Né profitto né filantropia: il Social Impact Investing

Il perdurare della crisi economica e finanziaria a livello globale ha imposto una nuova consapevolezza: i modelli di sviluppo che hanno prevalso sino ad oggi hanno dimostrato tutto il loro limite. Lo dimostrano l’impoverimento generale, le diseguaglianze sociali, le conseguenti tensioni di ordine pubblico, l’incapacità degli Stati di far fronte ai nuovi bisogni, l’alto livello di inefficienza e corruzione pubblica. È necessario, pertanto, ripensare un modello di sviluppo complessivo, che non consideri più separati, ma interdipendenti, l’ambito sociale, economico e politico.

In altri Paesi, soprattutto in quelli anglosassoni come Gran Bretagna, Usa, Canada e Australia, già da diversi anni è stato elaborato e importato nelle scelte politiche ed economiche il concetto di innovazione sociale, intesa come la capacità di rispondere a bisogni emergenti con nuove forme di azione e relazione. Per quanto la definizione possa sembrare fumosa, indica la nuova logica con cui in quei Paesi sono state avviate politiche di sviluppo che segnano una netta discontinuità con il passato.

Non si tratta di un esercizio teorico, ma di uno strumento concreto per progettare lo sviluppo di un intero Paese: il Social Impact Investing, cioè politiche innovative per almeno due motivi.

  1. Innanzitutto, perché coinvolgono diversi attori, pubblici e privati: non più solo lo Stato, ma anche investitori privati, intermediari finanziari, organizzazioni no-profit.
  2. In secondo luogo, perché consentono di realizzare un doppio obiettivo: un forte impatto sociale e un guadagno economico, in tal modo convenendo al singolo investitore come all’intera comunità. Vi è ormai ampia evidenza, infatti, che la crescita sociale stimola la crescita dell’economia reale.

 

Oggi i tempi sono maturi per questo tipo di approccio in quanto, nel tempo, è venuta meno la contrapposizione tra fare beneficienza e fare profitto.
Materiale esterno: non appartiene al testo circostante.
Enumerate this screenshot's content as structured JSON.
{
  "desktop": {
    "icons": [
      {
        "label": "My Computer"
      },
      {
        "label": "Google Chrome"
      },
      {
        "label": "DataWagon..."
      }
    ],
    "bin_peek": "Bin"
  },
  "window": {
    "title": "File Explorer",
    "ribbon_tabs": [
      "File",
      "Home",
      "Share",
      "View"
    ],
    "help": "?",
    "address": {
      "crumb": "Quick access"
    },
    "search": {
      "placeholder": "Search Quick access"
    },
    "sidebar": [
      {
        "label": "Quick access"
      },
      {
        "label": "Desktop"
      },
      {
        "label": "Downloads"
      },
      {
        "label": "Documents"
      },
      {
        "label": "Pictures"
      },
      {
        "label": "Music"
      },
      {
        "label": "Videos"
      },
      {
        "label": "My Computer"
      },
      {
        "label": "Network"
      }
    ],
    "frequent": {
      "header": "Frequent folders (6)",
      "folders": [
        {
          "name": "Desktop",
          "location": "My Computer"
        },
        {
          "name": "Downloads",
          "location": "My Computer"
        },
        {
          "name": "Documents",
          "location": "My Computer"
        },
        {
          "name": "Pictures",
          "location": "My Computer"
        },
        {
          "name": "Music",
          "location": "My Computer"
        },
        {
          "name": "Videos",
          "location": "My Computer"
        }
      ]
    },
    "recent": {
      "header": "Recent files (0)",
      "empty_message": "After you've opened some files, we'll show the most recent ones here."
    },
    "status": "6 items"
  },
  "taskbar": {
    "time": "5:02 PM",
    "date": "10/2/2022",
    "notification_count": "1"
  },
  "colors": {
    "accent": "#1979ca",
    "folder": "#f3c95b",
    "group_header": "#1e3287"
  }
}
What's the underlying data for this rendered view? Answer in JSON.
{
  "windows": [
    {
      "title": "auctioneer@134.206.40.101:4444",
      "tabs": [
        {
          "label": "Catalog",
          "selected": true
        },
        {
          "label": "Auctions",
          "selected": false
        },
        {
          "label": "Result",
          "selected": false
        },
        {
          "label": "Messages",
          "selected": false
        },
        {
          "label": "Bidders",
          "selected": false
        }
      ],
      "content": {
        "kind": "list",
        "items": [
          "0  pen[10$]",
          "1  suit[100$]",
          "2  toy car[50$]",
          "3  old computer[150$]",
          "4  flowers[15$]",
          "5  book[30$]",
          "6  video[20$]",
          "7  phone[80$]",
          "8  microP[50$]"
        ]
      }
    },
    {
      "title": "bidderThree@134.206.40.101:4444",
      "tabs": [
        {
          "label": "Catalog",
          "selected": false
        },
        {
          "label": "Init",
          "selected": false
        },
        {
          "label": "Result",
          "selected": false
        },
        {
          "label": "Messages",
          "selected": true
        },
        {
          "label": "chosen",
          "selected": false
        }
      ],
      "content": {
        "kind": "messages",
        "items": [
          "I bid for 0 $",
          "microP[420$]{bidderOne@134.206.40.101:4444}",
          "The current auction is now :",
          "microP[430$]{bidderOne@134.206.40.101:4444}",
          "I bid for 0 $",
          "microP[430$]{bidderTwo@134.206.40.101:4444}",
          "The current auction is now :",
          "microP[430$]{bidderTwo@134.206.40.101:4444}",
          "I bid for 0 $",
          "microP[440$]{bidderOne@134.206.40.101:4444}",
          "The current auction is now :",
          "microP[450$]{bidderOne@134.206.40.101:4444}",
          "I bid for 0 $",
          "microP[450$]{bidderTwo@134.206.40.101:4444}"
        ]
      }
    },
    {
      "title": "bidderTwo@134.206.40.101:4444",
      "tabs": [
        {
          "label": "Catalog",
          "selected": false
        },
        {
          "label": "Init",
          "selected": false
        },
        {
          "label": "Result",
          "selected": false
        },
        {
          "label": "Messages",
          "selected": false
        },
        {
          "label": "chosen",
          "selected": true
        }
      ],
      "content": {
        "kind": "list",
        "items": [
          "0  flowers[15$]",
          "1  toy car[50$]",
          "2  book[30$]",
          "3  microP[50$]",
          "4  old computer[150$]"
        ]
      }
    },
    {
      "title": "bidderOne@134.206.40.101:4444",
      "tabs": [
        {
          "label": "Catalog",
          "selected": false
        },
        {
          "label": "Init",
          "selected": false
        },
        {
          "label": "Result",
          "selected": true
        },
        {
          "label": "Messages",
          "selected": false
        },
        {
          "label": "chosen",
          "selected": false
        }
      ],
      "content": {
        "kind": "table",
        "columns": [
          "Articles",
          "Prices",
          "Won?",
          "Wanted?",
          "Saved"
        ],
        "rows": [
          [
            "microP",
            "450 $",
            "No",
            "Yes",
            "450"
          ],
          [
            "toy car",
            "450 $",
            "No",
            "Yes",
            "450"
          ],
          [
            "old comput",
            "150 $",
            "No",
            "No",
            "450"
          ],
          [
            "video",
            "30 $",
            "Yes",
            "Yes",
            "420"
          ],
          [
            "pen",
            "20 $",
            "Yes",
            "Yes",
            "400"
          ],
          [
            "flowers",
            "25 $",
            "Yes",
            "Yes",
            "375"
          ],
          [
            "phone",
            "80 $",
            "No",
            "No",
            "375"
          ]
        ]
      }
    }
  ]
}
In passato, la separazione social/business ci ha abituato a soggetti benestanti che, da una parte, mirano al profitto senza necessariamente fare attenzione alle modalità con cui esso si genera e, dall’altra, puntano a sentirsi a posto con se stessi facendo beneficienza a ospedali e parrocchie. Oggi, invece, la scarsità di risorse pubbliche sta spingendo verso una mentalità diversa, quella per cui fare filantropia facendo profitto è non solo possibile, ma anche conveniente.

Lo dimostrano gli strumenti concreti che l’innovazione sociale ha consentito già di testare in Paesi come Gran Bretagna e Usa: gli investimenti ad impatto sociale (Social Impact Investing, in breve SII).

Si tratta di un’ampia gamma di investimenti (loan based o equity based) basati sull’assunto che i capitali privati possano intenzionalmente contribuire a creare, anche in combinazione con i fondi pubblici, impatti sociali positivi e, al tempo stesso, rendimenti economici privati.

Punti salienti degli SII sono: intenzionalità a produrre un impatto e quindi un cambiamento sociale; obiettivi misurabili; orientamento all’outcome (cambiamento percepito nell’intera comunità) anziché all’output (quantità delle prestazioni erogate); rendimento economico per gli investitori.

Contrariamente a quanto si crede, i SII sono strumenti adatti non solo ai mercati emergenti ma anche a quelli maturi, in quanto riescono a coprire il gap tra domanda di welfare e inadeguatezza delle risorse pubbliche. Un gap pericoloso, che interessa i Paesi del G8: nei prossimi dieci anni, infatti, essi dovranno far fronte a un forte fabbisogno di spesa non coperta per il welfare. Gli investimenti a impatto sociale possono diventare l’ambito di raccordo tra il bisogno di servizi incomprimibili, l’inadeguatezza di risorse del pubblico, la ricerca di profitto degli investitori.

È significativo il termine Impact Investing sia stato coniato, nel 2008, da JP Morgan e Rockfeller Foundation: la finanza oggi comincia ad avere interesse anche per il Social Impact principalmente perché riguarda investimenti con alto tasso di decorrelazione (ad esempio, meno soggetti al cosiddetto rischio Paese) e quindi con rendimenti meno immediati e talora – ma non sempre- più bassi di quelli di mercato, ma comunque meno volatili.